Regia di Robert Altman vedi scheda film
In circa cinquant'anni di carriera, Altman ha avuto alti e bassi cinematografici e tra i suoi bassi metterei questo Terapia di gruppo, che non si capisce se voglia essere una presa per i fondelli nei confronti di certa psicoanalisi oppure un pamphlet sull'immaturità della media borghesia americana dell'era reaganiana.

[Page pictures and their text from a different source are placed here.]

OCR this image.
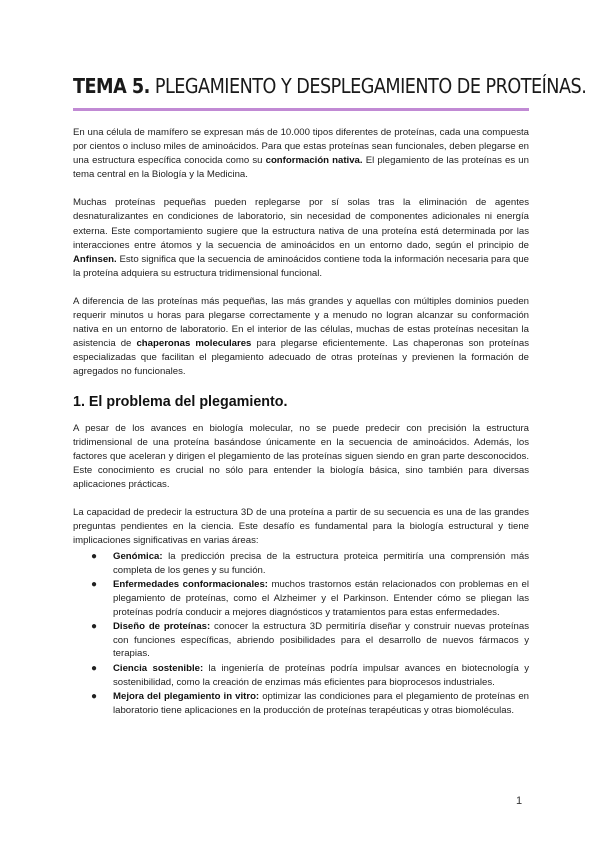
TEMA 5. PLEGAMIENTO Y DESPLEGAMIENTO DE PROTEÍNAS.

En una célula de mamífero se expresan más de 10.000 tipos diferentes de proteínas, cada una compuesta por cientos o incluso miles de aminoácidos. Para que estas proteínas sean funcionales, deben plegarse en una estructura específica conocida como su conformación nativa. El plegamiento de las proteínas es un tema central en la Biología y la Medicina.

Muchas proteínas pequeñas pueden replegarse por sí solas tras la eliminación de agentes desnaturalizantes en condiciones de laboratorio, sin necesidad de componentes adicionales ni energía externa. Este comportamiento sugiere que la estructura nativa de una proteína está determinada por las interacciones entre átomos y la secuencia de aminoácidos en un entorno dado, según el principio de Anfinsen. Esto significa que la secuencia de aminoácidos contiene toda la información necesaria para que la proteína adquiera su estructura tridimensional funcional.

A diferencia de las proteínas más pequeñas, las más grandes y aquellas con múltiples dominios pueden requerir minutos u horas para plegarse correctamente y a menudo no logran alcanzar su conformación nativa en un entorno de laboratorio. En el interior de las células, muchas de estas proteínas necesitan la asistencia de chaperonas moleculares para plegarse eficientemente. Las chaperonas son proteínas especializadas que facilitan el plegamiento adecuado de otras proteínas y previenen la formación de agregados no funcionales.

1. El problema del plegamiento.

A pesar de los avances en biología molecular, no se puede predecir con precisión la estructura tridimensional de una proteína basándose únicamente en la secuencia de aminoácidos. Además, los factores que aceleran y dirigen el plegamiento de las proteínas siguen siendo en gran parte desconocidos. Este conocimiento es crucial no sólo para entender la biología básica, sino también para diversas aplicaciones prácticas.

La capacidad de predecir la estructura 3D de una proteína a partir de su secuencia es una de las grandes preguntas pendientes en la ciencia. Este desafío es fundamental para la biología estructural y tiene implicaciones significativas en varias áreas:

● Genómica: la predicción precisa de la estructura proteica permitiría una comprensión más completa de los genes y su función.
● Enfermedades conformacionales: muchos trastornos están relacionados con problemas en el plegamiento de proteínas, como el Alzheimer y el Parkinson. Entender cómo se pliegan las proteínas podría conducir a mejores diagnósticos y tratamientos para estas enfermedades.
● Diseño de proteínas: conocer la estructura 3D permitiría diseñar y construir nuevas proteínas con funciones específicas, abriendo posibilidades para el desarrollo de nuevos fármacos y terapias.
● Ciencia sostenible: la ingeniería de proteínas podría impulsar avances en biotecnología y sostenibilidad, como la creación de enzimas más eficientes para bioprocesos industriales.
● Mejora del plegamiento in vitro: optimizar las condiciones para el plegamiento de proteínas en laboratorio tiene aplicaciones en la producción de proteínas terapéuticas y otras biomoléculas.
1
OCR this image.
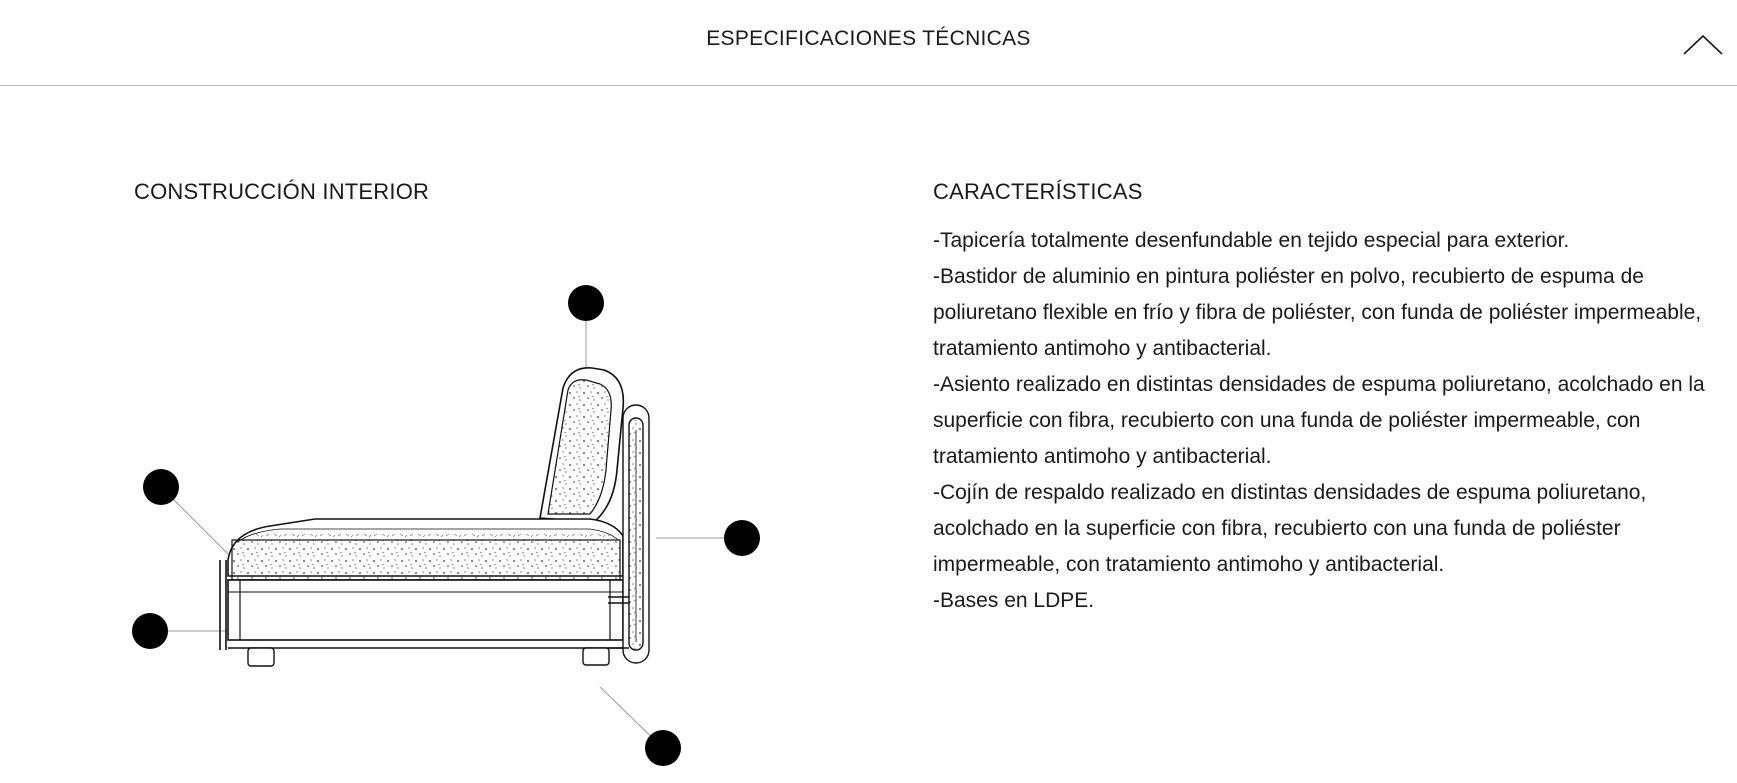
ESPECIFICACIONES TÉCNICAS
CONSTRUCCIÓN INTERIOR	CARACTERÍSTICAS

-Tapicería totalmente desenfundable en tejido especial para exterior.

-Bastidor de aluminio en pintura poliéster en polvo, recubierto de espuma de poliuretano flexible en frío y fibra de poliéster, con funda de poliéster impermeable, tratamiento antimoho y antibacterial.

-Asiento realizado en distintas densidades de espuma poliuretano, acolchado en la superficie con fibra, recubierto con una funda de poliéster impermeable, con tratamiento antimoho y antibacterial.

-Cojín de respaldo realizado en distintas densidades de espuma poliuretano, acolchado en la superficie con fibra, recubierto con una funda de poliéster impermeable, con tratamiento antimoho y antibacterial.

-Bases en LDPE.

Ho l'impressione che nel film vi sia un eccesso di caricatura: le mamme sono troppo protettive, gli omosessuali troppo "checche" e le checche troppo isteriche e infine gli psicoanalisti troppo freudiani. È possibile che questa sensazione sia accentuata dal doppiaggio italiano, ma anche qualche opzione di casting non mi è sembrata azzeccatissima, e mi riferisco soprattutto alla scelta di Julie Hagerty, che era stata la hostess un po' ochetta della serie dell'Aereo più pazzo del mondo e l'altrettanto ochetta Dulcy in Una commedia sexy in una notte di mezza estate di Woody Allen: anche qui l'attrice è gestita e doppiata secondo questo canone espressivo. Ma, come quasi sempre accade, penso che il difetto sia nel manico, cioè nella pièce Beyond Therapy di Christopher Durang, che, nella migliore delle ipotesi, non mi pare nelle corde di Altman. La nevrosi che pervade il copione travolge inevitabilmente anche attori di valore come Glenda Jackson, Tom Conti e Jeff Goldblum. Per di più, l'ambientazione parigina in funzione newyorkese è quanto meno straniante.